History On Your Doorstep to be Revealed

29 April 2013

People living in towns and cities across Scotland will get involved in investigating and telling the history of their own communities through a project that’s just received Heritage Lottery Fund (HLF) development funding.

RCAHMS has been awarded a first-round pass for funding of around £1.65m by the HLF for Scotland's Urban Past (SUP). This includes £55,000 of development funding to work up plans which will involve communities across Scotland in celebrating and recording their urban environment and heritage.

The second round application to deliver the full five-year project will be submitted in December 2013.

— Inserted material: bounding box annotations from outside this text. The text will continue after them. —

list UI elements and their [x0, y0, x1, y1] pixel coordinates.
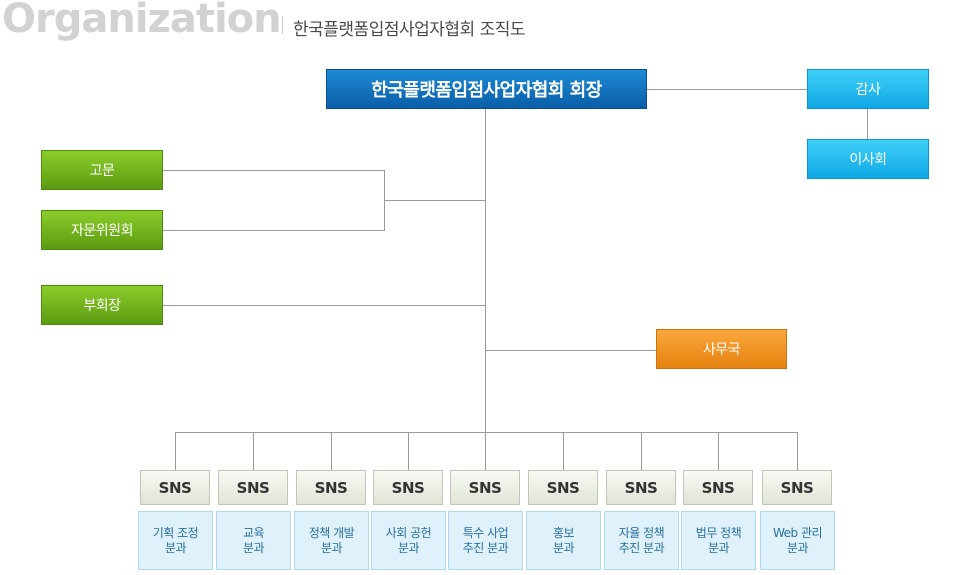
sns-box: SNS [528, 470, 598, 505]
department-line2: 추진 분과 [618, 540, 665, 555]
department-line1: 사회 공헌 [385, 525, 432, 540]
department-box: 기획 조정 분과 [138, 511, 213, 570]
department-line2: 분과 [320, 540, 343, 555]
department-line1: Web 관리 [772, 525, 823, 540]
department-line1: 자율 정책 [618, 525, 665, 540]
department-line1: 홍보 [552, 525, 575, 540]
department-box: Web 관리 분과 [760, 511, 835, 570]
sns-box: SNS [218, 470, 288, 505]
department-box: 특수 사업 추진 분과 [448, 511, 523, 570]
sns-box: SNS [450, 470, 520, 505]
page-title: Organization [2, 0, 282, 42]
department-line1: 법무 정책 [695, 525, 742, 540]
board-box: 이사회 [807, 139, 929, 179]
department-line1: 정책 개발 [308, 525, 355, 540]
sns-box: SNS [606, 470, 676, 505]
department-line2: 분과 [164, 540, 187, 555]
department-line2: 추진 분과 [462, 540, 509, 555]
department-line2: 분과 [242, 540, 265, 555]
sns-box: SNS [373, 470, 443, 505]
advisory-committee-box: 자문위원회 [41, 210, 163, 250]
department-box: 자율 정책 추진 분과 [604, 511, 679, 570]
department-box: 사회 공헌 분과 [371, 511, 446, 570]
department-line1: 교육 [242, 525, 265, 540]
title-divider [282, 16, 283, 34]
advisor-box: 고문 [41, 150, 163, 190]
department-line2: 분과 [552, 540, 575, 555]
department-box: 정책 개발 분과 [294, 511, 369, 570]
department-line2: 분과 [397, 540, 420, 555]
department-line2: 분과 [707, 540, 730, 555]
page-subtitle: 한국플랫폼입점사업자협회 조직도 [293, 20, 526, 40]
sns-box: SNS [140, 470, 210, 505]
sns-box: SNS [683, 470, 753, 505]
sns-box: SNS [762, 470, 832, 505]
department-line2: 분과 [786, 540, 809, 555]
department-line1: 기획 조정 [152, 525, 199, 540]
department-box: 법무 정책 분과 [681, 511, 756, 570]
auditor-box: 감사 [807, 69, 929, 109]
secretariat-box: 사무국 [656, 329, 787, 369]
department-box: 교육 분과 [216, 511, 291, 570]
sns-box: SNS [296, 470, 366, 505]
department-box: 홍보 분과 [526, 511, 601, 570]
president-box: 한국플랫폼입점사업자협회 회장 [326, 69, 647, 109]
vice-president-box: 부회장 [41, 285, 163, 325]
department-line1: 특수 사업 [462, 525, 509, 540]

The project builds on the success of the Scotland’s Rural Past (SRP) community archaeology initiative. Running for five years, SRP inspired and trained hundreds of volunteers in  60 local groups the length and breadth of Scotland,  to research and record their historic settlements and landscapes.

Now Scotland’s Urban Past (SUP) will focus on the urban built environment. The five-year project will encourage 60 communities across Scotland to explore the rich architectural, social and personal histories of their urban environments, to understand their distinctive characters, and to study how they have changed over time.

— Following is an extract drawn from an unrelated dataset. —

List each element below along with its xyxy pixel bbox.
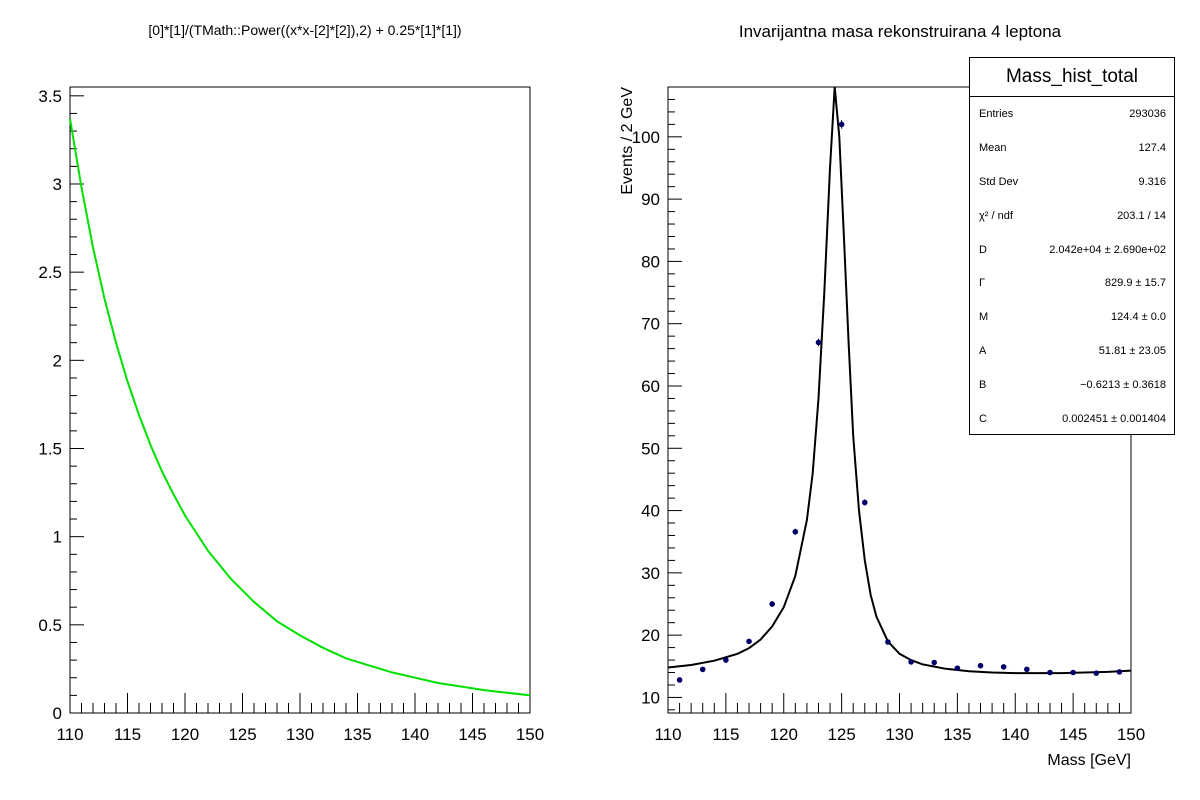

Speaking about the project, which has been developed in partnership with Historic Scotland, Rebecca Bailey, RCAHMS Head of Education and Outreach, said, “It is easy to overlook the fascinating histories of our urban environments as we go about our everyday lives. With this project, we are turning the spotlight on Scotland’s towns and cities, and involving the local communities themselves in telling stories that go back hundreds of years. We want to make a direct connection between these places and the people that live in them. It is, quite literally, about exploring the history that is right on our own doorsteps.

Colin McLean, Head of the Heritage Lottery Fund in Scotland, added: “Scotland’s Rural Past was an extremely successful project which inspired hundreds of people to get involved in their community’s heritage for the first time. HLF is delighted to give our initial support to a project which will build on that momentum, providing opportunities for people to learn new skills and enjoy new experiences while building a detailed history of Scotland’s towns and villages.”

The scale of each individual SUP project will range from investigations of a building, street or neighbourhood, to an entire urban area. Some participants will be trained in conventional survey and recording techniques to make detailed investigations of the social, architectural and industrial heritage. Others may explore the personal histories of buildings and areas by gathering photographs, documents and oral histories from local residents. Creative projects involving local artists will form an important part of SUP, particularly for new audiences and young people.

'Crowd-sourcing' activities will connect the wider public with their urban heritage and a mobile website will enable people to upload information and access detailed architectural notes via mobile devices.